YOUR TYPICAL DAY HERE WOULD BE:
- Design, build, observability dashboards using Dynatrace, Grafana
- Develop and implement strategies to improve system reliability, performance, and efficiency.
- Analyze performance data, identify bottlenecks, and implement solutions to optimize system performance.
- Develop and implement automation solutions to streamline operations, improve efficiency, and reduce manual intervention in infrastructure management and deployment processes.
- Collaborate with security service teams in implementing Security Reliability Engineering.
- Define and implement best practices for monitoring, alerting, and incident response to proactively identify and address potential issues.

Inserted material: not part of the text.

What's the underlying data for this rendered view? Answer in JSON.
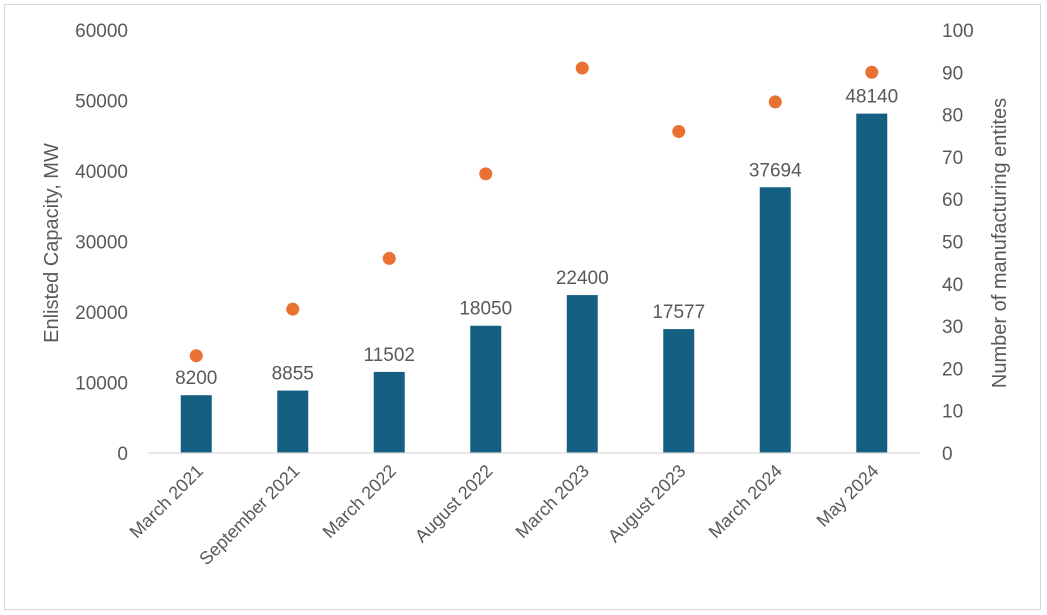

- Drive continuous improvement initiatives to enhance the reliability, scalability, and performance of our systems through automation and infrastructure optimization.
- Collaborate with development teams to identify and address performance bottlenecks.
WHAT YOUR SKILLSET LOOKS LIKE:
- A relevant Bachelor's or Master’s Degree in computer science / engineering
- 7+ years of experience as a Site Reliability Engineer, DevOps Engineer, or similar role.
- Hands on Experience with Dynatrace, Grafana, SPLUNK tools
- Experience setting up logging and monitoring services (Dynatrace, Grafana, GCP Ops Suites), developing dashboards
- Understanding of incident management processes and best practices.
- Expertise in automation and scripting languages (Python, Go, Bash).
- Knowledge of GCP and configuring infrastructure using infrastructure-as-a-code libraries like Terraform
- Demonstrated ability to drive continuous improvement and innovation in SRE and automation practices
- Excellent problem-solving and analytical skills.
WOULD BE GREAT IF YOU ALSO BRING:
- GCP / DevOps Certification